Послевоенные годы были голодными. Есть хотелось и в детском саду и в школе. С точки зрения самообеспечения была у нас одна замечательная операция, которая надолго обеспечила нас дополнительной едой. Тогда нам было лет по двенадцать, тринадцать. Юрка жил рядом с хлебозаводом. Его хибара примыкала к забору хлебозавода. С хлебозавода потаскивали продукты через дыру рядом с участком, где стоял Юркин дом. Однажды ночью мы устроили засаду рядом с дырой и, как только оттуда появился мешок, мы в него вцепились и подняли страшный шум. Злоумышленники бросили всё и умчались на территорию хлебозавода. В мешке оказалось полмешка муки и шматок масла. Дядя Вася был хозяйственный мужик. Возле его дома был сарай. Там мы спрятали добычу и, когда никого не было, жарили себе лепёшки на какой-то старой электроплитке.

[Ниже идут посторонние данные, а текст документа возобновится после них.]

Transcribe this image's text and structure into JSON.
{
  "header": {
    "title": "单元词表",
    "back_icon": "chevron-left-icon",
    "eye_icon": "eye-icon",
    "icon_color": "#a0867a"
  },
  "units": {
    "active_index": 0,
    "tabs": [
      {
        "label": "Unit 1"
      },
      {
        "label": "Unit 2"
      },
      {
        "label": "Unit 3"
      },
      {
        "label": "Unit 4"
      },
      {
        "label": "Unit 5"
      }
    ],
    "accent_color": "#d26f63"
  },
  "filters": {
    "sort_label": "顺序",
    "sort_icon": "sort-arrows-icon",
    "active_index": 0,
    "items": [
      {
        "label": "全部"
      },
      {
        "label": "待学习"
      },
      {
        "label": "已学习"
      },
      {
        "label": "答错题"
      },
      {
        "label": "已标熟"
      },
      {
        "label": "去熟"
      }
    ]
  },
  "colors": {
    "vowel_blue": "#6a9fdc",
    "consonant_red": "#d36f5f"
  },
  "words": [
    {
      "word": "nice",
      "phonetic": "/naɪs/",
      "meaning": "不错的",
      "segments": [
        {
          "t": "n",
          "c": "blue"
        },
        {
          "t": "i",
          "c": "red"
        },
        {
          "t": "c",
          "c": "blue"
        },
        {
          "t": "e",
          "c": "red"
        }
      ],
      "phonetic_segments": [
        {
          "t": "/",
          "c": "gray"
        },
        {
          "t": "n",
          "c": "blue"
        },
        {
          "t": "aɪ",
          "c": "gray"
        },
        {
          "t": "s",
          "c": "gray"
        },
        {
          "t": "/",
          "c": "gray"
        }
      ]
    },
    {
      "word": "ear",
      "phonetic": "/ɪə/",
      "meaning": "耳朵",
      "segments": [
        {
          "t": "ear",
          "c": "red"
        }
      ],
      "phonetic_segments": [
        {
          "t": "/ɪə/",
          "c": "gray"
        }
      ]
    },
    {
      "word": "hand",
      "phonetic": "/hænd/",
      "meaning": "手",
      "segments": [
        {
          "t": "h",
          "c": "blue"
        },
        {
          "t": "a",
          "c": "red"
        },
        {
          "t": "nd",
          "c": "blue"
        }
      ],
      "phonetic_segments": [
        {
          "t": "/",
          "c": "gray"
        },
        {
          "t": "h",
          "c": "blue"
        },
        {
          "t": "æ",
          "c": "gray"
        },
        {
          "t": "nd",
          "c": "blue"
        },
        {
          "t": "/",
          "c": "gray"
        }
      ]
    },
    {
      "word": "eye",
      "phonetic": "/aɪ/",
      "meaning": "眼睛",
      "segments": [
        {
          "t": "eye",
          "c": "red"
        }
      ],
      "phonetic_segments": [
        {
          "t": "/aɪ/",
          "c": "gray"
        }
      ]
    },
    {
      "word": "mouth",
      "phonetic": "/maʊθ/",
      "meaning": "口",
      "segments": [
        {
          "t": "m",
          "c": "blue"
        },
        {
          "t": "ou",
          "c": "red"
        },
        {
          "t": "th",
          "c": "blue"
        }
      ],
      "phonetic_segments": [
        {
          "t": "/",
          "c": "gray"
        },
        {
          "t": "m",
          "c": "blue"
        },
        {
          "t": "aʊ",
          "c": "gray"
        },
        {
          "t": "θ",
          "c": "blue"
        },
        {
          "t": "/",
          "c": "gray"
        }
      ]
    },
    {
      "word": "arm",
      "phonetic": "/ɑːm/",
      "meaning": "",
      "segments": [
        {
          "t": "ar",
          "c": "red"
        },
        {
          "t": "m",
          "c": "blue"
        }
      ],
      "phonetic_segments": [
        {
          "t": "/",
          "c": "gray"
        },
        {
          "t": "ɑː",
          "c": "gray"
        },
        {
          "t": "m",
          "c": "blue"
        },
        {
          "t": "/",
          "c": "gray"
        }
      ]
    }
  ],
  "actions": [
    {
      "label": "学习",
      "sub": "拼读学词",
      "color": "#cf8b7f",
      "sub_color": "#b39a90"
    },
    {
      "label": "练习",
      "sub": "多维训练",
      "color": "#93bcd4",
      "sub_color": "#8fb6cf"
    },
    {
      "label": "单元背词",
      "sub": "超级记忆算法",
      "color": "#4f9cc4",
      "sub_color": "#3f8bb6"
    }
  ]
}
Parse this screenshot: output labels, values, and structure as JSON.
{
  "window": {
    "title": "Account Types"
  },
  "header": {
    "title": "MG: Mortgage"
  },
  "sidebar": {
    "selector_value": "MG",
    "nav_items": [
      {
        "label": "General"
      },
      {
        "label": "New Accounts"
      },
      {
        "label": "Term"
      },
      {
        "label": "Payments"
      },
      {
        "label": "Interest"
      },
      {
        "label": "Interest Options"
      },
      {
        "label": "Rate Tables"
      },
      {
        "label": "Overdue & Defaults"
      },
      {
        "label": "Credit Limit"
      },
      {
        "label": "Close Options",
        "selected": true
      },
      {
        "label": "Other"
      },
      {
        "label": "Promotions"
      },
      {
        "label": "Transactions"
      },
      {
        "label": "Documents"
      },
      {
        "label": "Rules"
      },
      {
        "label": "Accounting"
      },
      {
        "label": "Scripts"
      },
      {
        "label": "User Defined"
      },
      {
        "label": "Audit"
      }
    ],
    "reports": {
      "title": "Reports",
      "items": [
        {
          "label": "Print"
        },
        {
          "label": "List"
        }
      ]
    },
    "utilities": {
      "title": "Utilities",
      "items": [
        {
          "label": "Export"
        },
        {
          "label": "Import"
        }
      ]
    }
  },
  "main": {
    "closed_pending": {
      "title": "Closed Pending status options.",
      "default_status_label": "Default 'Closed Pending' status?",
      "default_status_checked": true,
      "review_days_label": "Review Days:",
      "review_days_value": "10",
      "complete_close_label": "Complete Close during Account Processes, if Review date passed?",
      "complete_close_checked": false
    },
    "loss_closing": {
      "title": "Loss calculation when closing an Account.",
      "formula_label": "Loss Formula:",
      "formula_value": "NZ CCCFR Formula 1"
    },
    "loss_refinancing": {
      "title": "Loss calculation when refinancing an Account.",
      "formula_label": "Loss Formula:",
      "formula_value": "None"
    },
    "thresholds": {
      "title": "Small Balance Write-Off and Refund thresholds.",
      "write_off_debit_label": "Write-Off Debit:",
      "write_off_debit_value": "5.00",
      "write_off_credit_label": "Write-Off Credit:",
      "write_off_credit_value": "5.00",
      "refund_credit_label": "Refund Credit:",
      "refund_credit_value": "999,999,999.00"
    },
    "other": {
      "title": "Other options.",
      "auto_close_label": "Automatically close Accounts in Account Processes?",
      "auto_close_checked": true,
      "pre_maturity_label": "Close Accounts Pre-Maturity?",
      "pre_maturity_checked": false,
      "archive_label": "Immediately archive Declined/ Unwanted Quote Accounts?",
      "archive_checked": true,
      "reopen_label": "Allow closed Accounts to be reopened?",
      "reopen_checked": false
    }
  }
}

Развлечений у нас было много. На свалке было много бочек с карбидом. Мы придумали забаву. Брали закрытую с одной стороны трубу, прожигали сваркой в котельной дырку в цилиндрической части около закрытого конца, и получалась натуральная пушка. Внутрь трубы клали карбид, наливали воды, начинал выделяться ацетилен. Открытую часть трубы забивали деревянной пробкой и затем поджигали спичку около маленького отверстия. Стреляло не очень далеко, но шумно. В другом варианте кусок карбида клали в лужу, накрывали его консервной банкой с несколькими отверстиями в дне и на длинной палке подносили огонь. Банка долетала до второго этажа. Но однажды кто-то из старших ребят учинил злую шутку. У нас во дворе был туповатый парень. Звали его Швейкой. Ребята, поднося огонь к банке, держали его всё время немного в стороне. Поэтому банка не взлетала. И кто-то сказал Швейке, чтобы он пошёл и посмотрел, в чём там дело. Как только он склонился над банкой, огонь поднесли к ней и она взлетела вверх, ударив Швейку по лицу. Хохота, рёва и кровищи было много. Но такое случалось редко. В драках было железное правило – «до первой кровянки и лежачего не бить». Злобы не было.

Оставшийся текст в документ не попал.